With very long continued galvanic currents the

irritability of the nerve will be lowered independently of direction, but less rapidly by ascending than by descending currents. If strong interrupted currents, which give violent shocks, be employed, the effect will be always stimulating, provided the shocks are not excessive and are only applied for one or two seconds. If they are continued for many minutes in the same direction, they will exert a sedative effect, which may be pushed to temporary or complete paralysis. With alternating currents the stimulating influence is more marked than the other. Indeed, there is no application of electricity more intensely and purely stimulating than that caused by suddenly reversing the direction of the current through the patient.

The bearing of the general principles on the use of the induction coil will be apparent.
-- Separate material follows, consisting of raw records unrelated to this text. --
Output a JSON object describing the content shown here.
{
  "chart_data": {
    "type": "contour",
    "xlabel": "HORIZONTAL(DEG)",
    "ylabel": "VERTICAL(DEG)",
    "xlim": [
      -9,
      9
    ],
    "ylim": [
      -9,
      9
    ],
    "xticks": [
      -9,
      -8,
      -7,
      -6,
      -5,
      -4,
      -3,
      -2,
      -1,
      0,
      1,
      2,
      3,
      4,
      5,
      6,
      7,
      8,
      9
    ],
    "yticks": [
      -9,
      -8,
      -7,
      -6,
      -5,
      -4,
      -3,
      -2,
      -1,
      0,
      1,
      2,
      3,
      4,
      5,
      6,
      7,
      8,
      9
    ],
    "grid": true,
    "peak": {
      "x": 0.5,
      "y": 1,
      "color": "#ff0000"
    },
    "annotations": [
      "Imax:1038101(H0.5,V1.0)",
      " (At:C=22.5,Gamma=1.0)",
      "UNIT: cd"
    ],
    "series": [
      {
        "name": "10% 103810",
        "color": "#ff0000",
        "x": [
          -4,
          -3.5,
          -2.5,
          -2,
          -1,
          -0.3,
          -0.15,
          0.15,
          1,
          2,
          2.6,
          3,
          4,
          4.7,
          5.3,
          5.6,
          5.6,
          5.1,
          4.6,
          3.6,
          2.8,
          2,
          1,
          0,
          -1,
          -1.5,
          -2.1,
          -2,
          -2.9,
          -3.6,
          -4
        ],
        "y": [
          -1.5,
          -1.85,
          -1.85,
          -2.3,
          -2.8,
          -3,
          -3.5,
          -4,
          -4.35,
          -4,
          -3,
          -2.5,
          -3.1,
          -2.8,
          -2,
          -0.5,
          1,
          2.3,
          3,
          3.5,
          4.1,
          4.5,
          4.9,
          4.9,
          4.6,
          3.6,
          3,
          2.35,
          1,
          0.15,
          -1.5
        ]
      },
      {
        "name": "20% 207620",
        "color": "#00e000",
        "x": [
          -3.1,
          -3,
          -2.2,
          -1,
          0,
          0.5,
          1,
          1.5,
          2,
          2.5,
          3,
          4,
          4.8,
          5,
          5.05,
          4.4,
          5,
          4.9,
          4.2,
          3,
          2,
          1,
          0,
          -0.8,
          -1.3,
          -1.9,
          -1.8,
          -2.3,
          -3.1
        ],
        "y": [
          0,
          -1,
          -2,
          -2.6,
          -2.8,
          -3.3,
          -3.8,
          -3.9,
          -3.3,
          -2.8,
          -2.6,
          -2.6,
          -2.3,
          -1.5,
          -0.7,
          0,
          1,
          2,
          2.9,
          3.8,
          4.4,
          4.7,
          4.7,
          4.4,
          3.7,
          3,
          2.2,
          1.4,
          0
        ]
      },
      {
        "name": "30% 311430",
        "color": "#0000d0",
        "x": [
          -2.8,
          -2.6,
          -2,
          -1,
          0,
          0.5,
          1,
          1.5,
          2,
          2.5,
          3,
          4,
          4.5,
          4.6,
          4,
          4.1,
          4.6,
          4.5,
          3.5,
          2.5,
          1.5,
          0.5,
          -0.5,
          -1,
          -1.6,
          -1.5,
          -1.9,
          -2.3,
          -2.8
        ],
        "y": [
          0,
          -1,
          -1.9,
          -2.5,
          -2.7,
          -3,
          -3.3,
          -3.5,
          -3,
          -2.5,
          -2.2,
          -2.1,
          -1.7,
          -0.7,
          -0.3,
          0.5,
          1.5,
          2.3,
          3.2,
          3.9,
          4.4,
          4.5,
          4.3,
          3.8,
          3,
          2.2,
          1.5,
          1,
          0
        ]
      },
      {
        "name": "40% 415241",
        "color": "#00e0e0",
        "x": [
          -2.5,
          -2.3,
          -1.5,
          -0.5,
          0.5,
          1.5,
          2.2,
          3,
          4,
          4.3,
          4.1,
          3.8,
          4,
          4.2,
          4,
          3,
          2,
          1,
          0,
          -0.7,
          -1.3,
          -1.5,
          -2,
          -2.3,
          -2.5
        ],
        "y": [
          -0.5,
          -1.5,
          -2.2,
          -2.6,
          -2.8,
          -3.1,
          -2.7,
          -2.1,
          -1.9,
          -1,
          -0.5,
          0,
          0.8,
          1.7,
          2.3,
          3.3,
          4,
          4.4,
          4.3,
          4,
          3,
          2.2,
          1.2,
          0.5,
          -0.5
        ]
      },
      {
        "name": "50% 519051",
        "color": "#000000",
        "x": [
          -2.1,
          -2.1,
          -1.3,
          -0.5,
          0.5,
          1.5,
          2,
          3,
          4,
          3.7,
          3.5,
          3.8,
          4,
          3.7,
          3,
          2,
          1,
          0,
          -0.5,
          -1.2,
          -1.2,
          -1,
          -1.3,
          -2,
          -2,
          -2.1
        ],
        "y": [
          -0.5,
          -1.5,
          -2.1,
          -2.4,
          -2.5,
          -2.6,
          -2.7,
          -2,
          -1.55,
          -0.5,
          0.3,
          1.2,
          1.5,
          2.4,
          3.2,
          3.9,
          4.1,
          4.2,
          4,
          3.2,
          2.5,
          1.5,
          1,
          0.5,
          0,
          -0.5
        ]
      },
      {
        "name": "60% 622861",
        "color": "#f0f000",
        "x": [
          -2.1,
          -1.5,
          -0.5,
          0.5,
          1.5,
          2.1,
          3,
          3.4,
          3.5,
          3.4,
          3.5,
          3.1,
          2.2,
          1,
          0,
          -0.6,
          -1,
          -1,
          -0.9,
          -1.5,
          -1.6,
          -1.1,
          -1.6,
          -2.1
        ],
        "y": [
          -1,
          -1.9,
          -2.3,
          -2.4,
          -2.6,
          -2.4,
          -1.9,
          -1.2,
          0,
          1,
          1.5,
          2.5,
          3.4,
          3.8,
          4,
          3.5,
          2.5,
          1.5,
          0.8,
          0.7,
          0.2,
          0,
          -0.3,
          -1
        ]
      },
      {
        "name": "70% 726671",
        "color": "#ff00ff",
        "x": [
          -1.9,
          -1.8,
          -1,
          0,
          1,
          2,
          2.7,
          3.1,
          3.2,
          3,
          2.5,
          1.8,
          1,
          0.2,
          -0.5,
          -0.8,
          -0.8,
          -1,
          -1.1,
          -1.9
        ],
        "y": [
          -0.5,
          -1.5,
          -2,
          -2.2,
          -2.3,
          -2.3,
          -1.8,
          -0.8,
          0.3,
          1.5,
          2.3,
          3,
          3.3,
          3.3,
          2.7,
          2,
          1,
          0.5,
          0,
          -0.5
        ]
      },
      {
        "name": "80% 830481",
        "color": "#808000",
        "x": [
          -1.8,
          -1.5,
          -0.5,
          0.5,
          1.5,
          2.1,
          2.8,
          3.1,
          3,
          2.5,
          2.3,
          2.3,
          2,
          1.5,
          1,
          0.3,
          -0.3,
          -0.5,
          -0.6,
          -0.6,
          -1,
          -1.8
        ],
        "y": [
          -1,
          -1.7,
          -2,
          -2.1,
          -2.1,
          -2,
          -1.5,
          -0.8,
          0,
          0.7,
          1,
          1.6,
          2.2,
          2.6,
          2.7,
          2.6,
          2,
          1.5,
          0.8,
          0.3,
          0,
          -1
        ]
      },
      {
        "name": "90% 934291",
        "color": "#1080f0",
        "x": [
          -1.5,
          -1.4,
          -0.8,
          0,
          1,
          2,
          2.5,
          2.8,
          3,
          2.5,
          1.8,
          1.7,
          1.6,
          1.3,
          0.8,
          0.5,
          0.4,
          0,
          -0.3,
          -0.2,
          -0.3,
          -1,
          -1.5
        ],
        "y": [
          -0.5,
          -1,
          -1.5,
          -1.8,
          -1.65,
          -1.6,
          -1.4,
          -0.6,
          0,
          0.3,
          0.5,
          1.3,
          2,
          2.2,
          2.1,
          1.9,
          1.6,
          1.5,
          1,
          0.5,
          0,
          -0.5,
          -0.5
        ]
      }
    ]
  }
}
The interrupted primary which, necessarily from the mechanism of the coil, flows always in one direction, is the best substitute for the galvanic current; it can be made nearly continuous, and, therefore, mild, by causing the spring to vibrate as rapidly as possible, say three or four hundred times per second. The vibrations are made very rapid by advancing the contact screw so as to make the excussions of the spring as short, and, consequently, a› numerous as the apparatus will permit. The reason why this arrangement will give a mild current is, because the quantity of electricity "stored" or employed in magnetizing the iron is very small-because of the shortness of time during which the battery current flows; consequently, when demagnetization occurs, the amount sent to the patient is small but it is sent very often. On the other hand, a slow vibration of the spring, of say ten or twenty a second, will give a series of shocks rather than a current properly so called. Thus it will be seen that the control of the spring is a matter of vital importance to the operator, and it is greatly to be regretted that instrument-makers have paid so little attention to this essential feature. A good induction coil should be provided with an interrupter which can be quickly and certainly adjusted to any rate-between five and five hundred vibrations per second.